We conclude that ictal HG power can be a marker for the seizure core, but generating mechanisms can differ across spatial scales.

Niels Erkamp, Master student Biomedical Engineering

Reversibility of functional connectivity loss after transient mild hypoxia of varying degree and duration

Stroke is very common in western countries, and can lead to cognitive impairment or death. The absence of oxygen in the infarct core quickly leads to cell death. Remaining but limited perfusion in the region around the core (the penumbra) causes energy depletion in neurons, and disrupts synaptic transmission and thus connectivity. Connectivity loss probably correlates with loss of cognition and restoration of connectivity seems crucial for possible treatment. However, in vivo, connectivity is difficult to assess due to limited access to the neurons and restricted experimental freedom.

We studied the effects of hypoxia on functional connectivity in cultured neuronal networks on a multi-electrode array under varying degrees and durations of hypoxia. Connectivity was estimated with conditional firing probability analysis. Several electrodes were stimulated throughout the experiment to obtain a measure for synaptic functioning.

The first six hours of hypoxia resulted in reduced activity and connectivity, followed by restoration of activity and functional connectivity to baseline values upon re-oxygenation. Under persisting hypoxic conditions, after 6 hours some recovery occurred as observed by increased activity and connectivity, until approximately 24 hours. Cultures that survived 24 hours of severe hypoxia, showed permanently decreased activity and reduced functional connectivity. If severe hypoxia was maintained even longer, both activity and connectivity further dropped, and were irreversibly lost. In cultures that survived 48 hours of hypoxia, mean connectivity strength tended to remain around baseline values, though several individual connections were lost in the process. We found no significant difference between the baseline connectivity strength of surviving and lost connections, suggesting that protective mechanisms do not prefer weaker or stronger connections. The formation of new connections during hypoxia occurred at comparable rates as in normoxic control experiments, and suggests that the mechanism for recovery through new connections are limited.

Alexander Kuck, Biomedical Engineering

Neuromodulation of the spinal circuits by tsDCS for the rehabilitation of spinal cord injury

Spinal Cord Injury (SCI) is a severe injury to the pathways of the central nervous system (CNS). Despite a heavy post-injury physical rehabilitation regime, SCI patients are often bound to a wheelchair or left with other impairments diminishing their quality of life. Trans-spinal direct current stimulation (tsDCS) is a promising new technique for the treatment of SCI. During tsDCS a small direct current is applied to the spinal cord via two or more stimulation electrodes, placed on the back of the subject.
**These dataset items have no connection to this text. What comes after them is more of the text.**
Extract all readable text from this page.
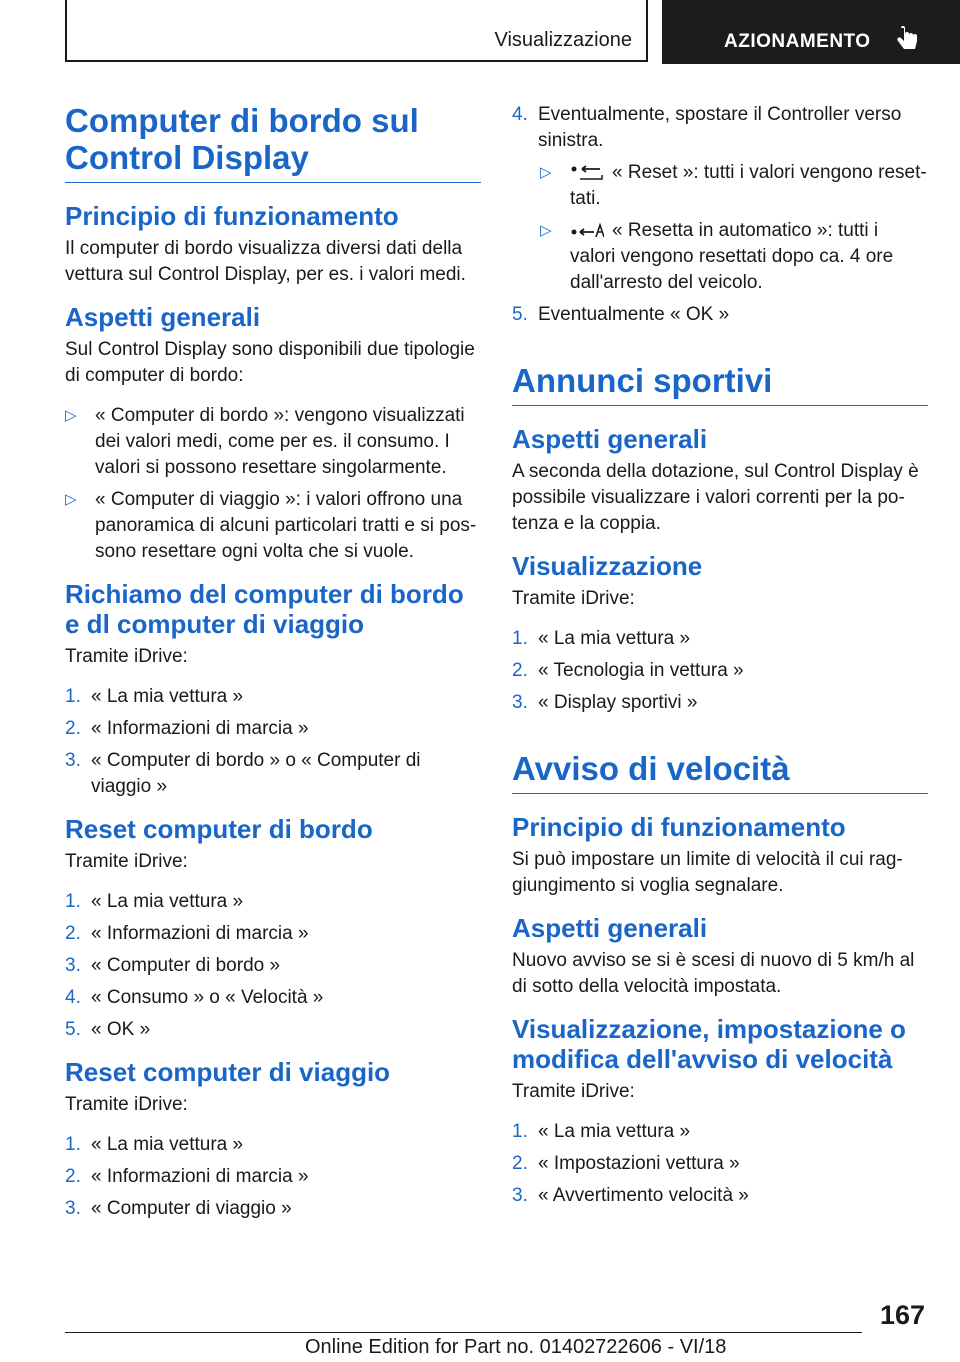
Visualizzazione	AZIONAMENTO
Computer di bordo sul Control Display
Principio di funzionamento
Il computer di bordo visualizza diversi dati della vettura sul Control Display, per es. i valori medi.
Aspetti generali
Sul Control Display sono disponibili due tipologie di computer di bordo:
▷ « Computer di bordo »: vengono visualizzati dei valori medi, come per es. il consumo. I valori si possono resettare singolarmente.
▷ « Computer di viaggio »: i valori offrono una panoramica di alcuni particolari tratti e si possono resettare ogni volta che si vuole.
Richiamo del computer di bordo e dl computer di viaggio
Tramite iDrive:
1. « La mia vettura »
2. « Informazioni di marcia »
3. « Computer di bordo » o « Computer di viaggio »
Reset computer di bordo
Tramite iDrive:
1. « La mia vettura »
2. « Informazioni di marcia »
3. « Computer di bordo »
4. « Consumo » o « Velocità »
5. « OK »
Reset computer di viaggio
Tramite iDrive:
1. « La mia vettura »
2. « Informazioni di marcia »
3. « Computer di viaggio »
4. Eventualmente, spostare il Controller verso sinistra.
▷	« Reset »: tutti i valori vengono resettati.
▷	« Resetta in automatico »: tutti i valori vengono resettati dopo ca. 4 ore dall'arresto del veicolo.
5. Eventualmente « OK »
Annunci sportivi
Aspetti generali
A seconda della dotazione, sul Control Display è possibile visualizzare i valori correnti per la potenza e la coppia.
Visualizzazione
Tramite iDrive:
1. « La mia vettura »
2. « Tecnologia in vettura »
3. « Display sportivi »
Avviso di velocità
Principio di funzionamento
Si può impostare un limite di velocità il cui raggiungimento si voglia segnalare.
Aspetti generali
Nuovo avviso se si è scesi di nuovo di 5 km/h al di sotto della velocità impostata.
Visualizzazione, impostazione o modifica dell'avviso di velocità
Tramite iDrive:
1. « La mia vettura »
2. « Impostazioni vettura »
3. « Avvertimento velocità »
167
Online Edition for Part no. 01402722606 - VI/18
The technique thereby aims to alter the response of the neural pathways in the spinal cord, which is hypothesized to have a positive effect on the recovery of the damaged spinal cord neurons. In previous studies, it has been shown that tsDCS is able to induce a polarity-dependent modulation of reflex and motor unit behavior as well as altering ascending proprioceptive information and associative plasticity effects on a corticospinal level. Current work in our laboratory focuses on further understanding and optimizing the use of tsDCS for the rehabilitation of SCI. We will therefore discuss the current developments in the field, the work done in our laboratory and potential future directions of the application of tsDCS to spinal cord injury rehabilitation.